The historian Andreas Oestreicher analyzes the impact of phylloxera in La Rioja

More than thirty years ago, Andreas Oestreicher read an article about phylloxera in Diario LARIOJA. It impacted him so much that he decided to investigate the topic in depth and present his thesis on the plague. It was the first of a number of studies in which the historian and German teacher has investigated one of the most important points in contemporary Rioja history.

– Phylloxera arrives late to La Rioja. Why, seeing what had happened in other places, did he not react in time?

– It is surprising, on the one hand, that the then Province of Logroño was not better prepared. It must be taken into account that in France by this time the crisis had already been overcome and replanting with grafts on American feet had already been applied for two decades. On the other hand, seeing that something similar had happened in all other Spanish regions, the lack of effectiveness of the anti-phylloxera measures is no longer surprising. The initial lack of response to the plague and, above all, to implement the only remedy against it (replanting) has to do, above all, with the lack of political will and the chronic lack of funds on the part of the institutions. . There was a very strong contrast between the legislative measures against the plague and their execution.

– Why were Rioja farmers so reluctant to replant?

– On the one hand, the vast majority did not have the economic capacity necessary to replant their vineyards with American vines, nor the possibility of accessing credit. This means that replanting was not an alternative for them. At the same time, the American strain was seen not only as a remedy but also as the cause of the disease, since it was precisely with American strains that phylloxera was introduced into Europe.

– Can it be said that phylloxera changed Rioja winegrowing or are there more factors?

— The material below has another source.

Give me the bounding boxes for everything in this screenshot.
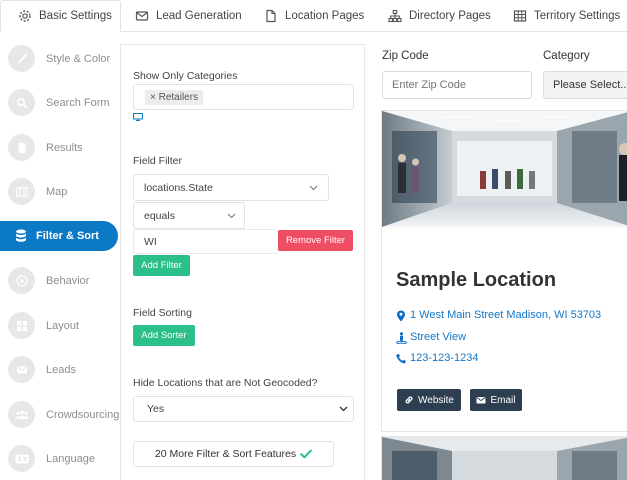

– Yes and no. It is clear that viticulture after phylloxera was very different from before. Firstly, because the new viticulture had other demands such as, for example, grafting on American root, more exhaustive tillage and also a greater need for fertilizer and anticryptogamic treatments. At the same time, the productivity of these new vineyards used to be well above the pre-phylloxera ones. But there are more and very important factors that had led to a profound change. On the one hand, the appearance of industrial wineries from the second half of the 19th century, but especially after the end of the trade treaty with France. And on the other hand, closely linked, was the crisis of overproduction that La Rioja suffered when it was no longer possible to export so much wine. But the impact of phylloxera in La Rioja (and in European wine-growing areas) was enormous, both on an agricultural level and on an economic and social level.

– Was phylloxera the cause of the massive emigration of Riojans?

– Once France had rescinded the trade treaty so favorable to Spain, which had made possible the mass export of Spanish wine, La Rioja entered a serious crisis of overproduction. The same fact, however, was very favorable to the industrial and modern production of wine, since the wineries now had much cheaper raw materials and an internal market free of competition from French wines. But, without a doubt, it was phylloxera that caused a massive exodus of small winegrowers and farmworkers bound for other places inside and outside the province and also overseas. The social cost of the phylloxera crisis was absolutely horrendous, not only in La Rioja, but in other wine regions.